I know you love that long Miles Davis piece He Loved Him Madly from Miles Davis… an influence, too, for Brian Eno making On Land… the trumpet as the figure in a landscape“…  similar to your history with long walks and biking through Epping Forrest: do you love to return to certain musics  from time to time, like the Miles Davis composition, or are such pieces so deeply engraved in your memory, that they more function on a subconscious level in your present life?  

Miles Davis’s work from the late 1960s through the mid 1970s continues to have a huge influence, yes. I certainly return to his music as much – if not more – than anyone else’s.  For me, ‘He Loved Him Madly’ is just magic. This is Davis’s threnody for Duke Ellington. I love the organ drone. I love the tasteful and interesting electric guitar work by Reggie Lucas and Dominique Gaumont. Al Foster’s snare and bass drum work.  I love the way the piece slowly and patiently creates a sense of space through harmony and rhythm. You can hear this music being ‘built’. It’s architectural. Over 30 minutes! I love Get Up With It, but also the long tracks on Big Fun and Circle in the Round – particularly the 18-minute version of David Crosby’s ‘Guinevere’, and the 26-minute title track.

Recently I’ve been listening to a lot of music by Wayne Shorter (particularly Schizophrenia and Odyssey of Iska), Herbie Hancock (particularly CrossingsSextantMwandishi, Thrust), Harold Budd, Charles Mingus, Bill Evans, Alice Coltrane, Pharoah Sanders, David Axelrod. Also Eno, who you mention, and Labradford, Mogwai, Boards of Canada. I imagine influences have crept through, particularly on the instrumentals on ‘Muntjac’. 
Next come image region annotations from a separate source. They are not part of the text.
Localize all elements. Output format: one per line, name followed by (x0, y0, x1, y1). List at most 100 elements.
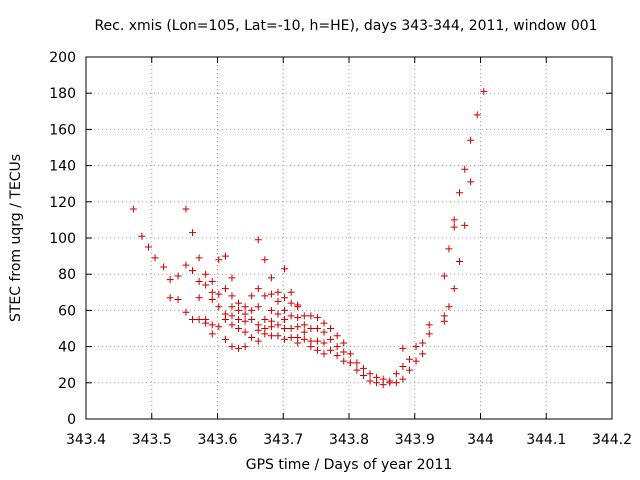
data-point (333, 352, 341, 360)
data-point (267, 274, 275, 282)
data-point (267, 306, 275, 314)
data-point (392, 370, 400, 378)
data-point (359, 364, 367, 372)
data-point (445, 245, 453, 253)
data-point (208, 321, 216, 329)
data-point (399, 375, 407, 383)
data-point (215, 256, 223, 264)
data-point (405, 355, 413, 363)
data-point (248, 334, 256, 342)
data-point (300, 328, 308, 336)
x-tick-label: 343.6 (197, 432, 237, 448)
data-point (274, 288, 282, 296)
x-axis-label: GPS time / Days of year 2011 (246, 457, 453, 473)
data-point (267, 290, 275, 298)
x-tick-label: 343.7 (263, 432, 303, 448)
data-point (353, 366, 361, 374)
data-point (215, 323, 223, 331)
data-point (228, 274, 236, 282)
data-point (241, 303, 249, 311)
data-point (241, 310, 249, 318)
data-point (473, 111, 481, 119)
data-point (241, 317, 249, 325)
y-tick-label: 40 (58, 340, 76, 356)
data-point (221, 315, 229, 323)
data-point (274, 321, 282, 329)
data-point (248, 292, 256, 300)
data-point (412, 343, 420, 351)
data-point (138, 232, 146, 240)
data-points (129, 87, 488, 389)
data-point (274, 297, 282, 305)
data-point (189, 267, 197, 275)
data-point (182, 261, 190, 269)
data-point (386, 379, 394, 387)
data-point (287, 288, 295, 296)
data-point (281, 335, 289, 343)
data-point (287, 312, 295, 320)
data-point (340, 339, 348, 347)
data-point (467, 136, 475, 144)
data-point (313, 346, 321, 354)
data-point (267, 323, 275, 331)
y-tick-label: 140 (49, 159, 76, 175)
data-point (346, 350, 354, 358)
data-point (248, 315, 256, 323)
data-point (174, 272, 182, 280)
data-point (366, 377, 374, 385)
data-point (450, 223, 458, 231)
data-point (182, 308, 190, 316)
data-point (281, 325, 289, 332)
x-tick-label: 344.2 (592, 432, 632, 448)
data-point (208, 296, 216, 304)
grid-lines (86, 57, 612, 419)
data-point (267, 332, 275, 340)
data-point (166, 294, 174, 302)
data-point (340, 357, 348, 365)
y-tick-label: 200 (49, 50, 76, 66)
data-point (373, 379, 381, 387)
data-point (287, 334, 295, 342)
y-tick-label: 0 (67, 412, 76, 428)
data-point (480, 87, 488, 95)
data-point (129, 205, 137, 213)
x-tick-label: 343.5 (132, 432, 172, 448)
data-point (313, 325, 321, 332)
data-point (287, 299, 295, 307)
y-tick-label: 120 (49, 195, 76, 211)
data-point (160, 263, 168, 271)
data-point (333, 332, 341, 340)
data-point (399, 363, 407, 371)
data-point (455, 189, 463, 197)
data-point (228, 343, 236, 351)
data-point (307, 325, 315, 332)
data-point (261, 256, 269, 264)
data-point (215, 290, 223, 298)
data-point (327, 325, 335, 332)
data-point (320, 339, 328, 347)
data-point (221, 285, 229, 293)
data-point (440, 317, 448, 325)
data-point (287, 325, 295, 332)
data-point (281, 306, 289, 314)
data-point (144, 243, 152, 251)
data-point (274, 332, 282, 340)
y-tick-label: 60 (58, 303, 76, 319)
data-point (195, 315, 203, 323)
data-point (228, 292, 236, 300)
data-point (261, 315, 269, 323)
data-point (445, 303, 453, 311)
y-tick-label: 100 (49, 231, 76, 247)
data-point (241, 343, 249, 351)
data-point (261, 330, 269, 338)
data-point (320, 350, 328, 358)
data-point (254, 337, 262, 345)
data-point (440, 272, 448, 280)
data-point (281, 265, 289, 273)
data-point (359, 372, 367, 380)
data-point (405, 366, 413, 374)
axis-ticks (85, 56, 613, 420)
data-point (195, 254, 203, 262)
data-point (419, 350, 427, 358)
In our young days we were often listening to albums for weeks, they blocked our record players. Did you recently have had a similar obsession to listen to an album again and again, or have your listening habits changed? 

Yes – I’ve been collecting vinyl again over the last few years. Spending too much money!!! But there are so many gorgeous pressings of jazz albums being released. I can’t resist them. The albums I buy I tend to play over and over again on my inherited 1970s hi-fi. It’s like a fine dining experience. I like to really listen to music, to really savour it and digest it, I like to make it an almost ceremonial banquet-like experience!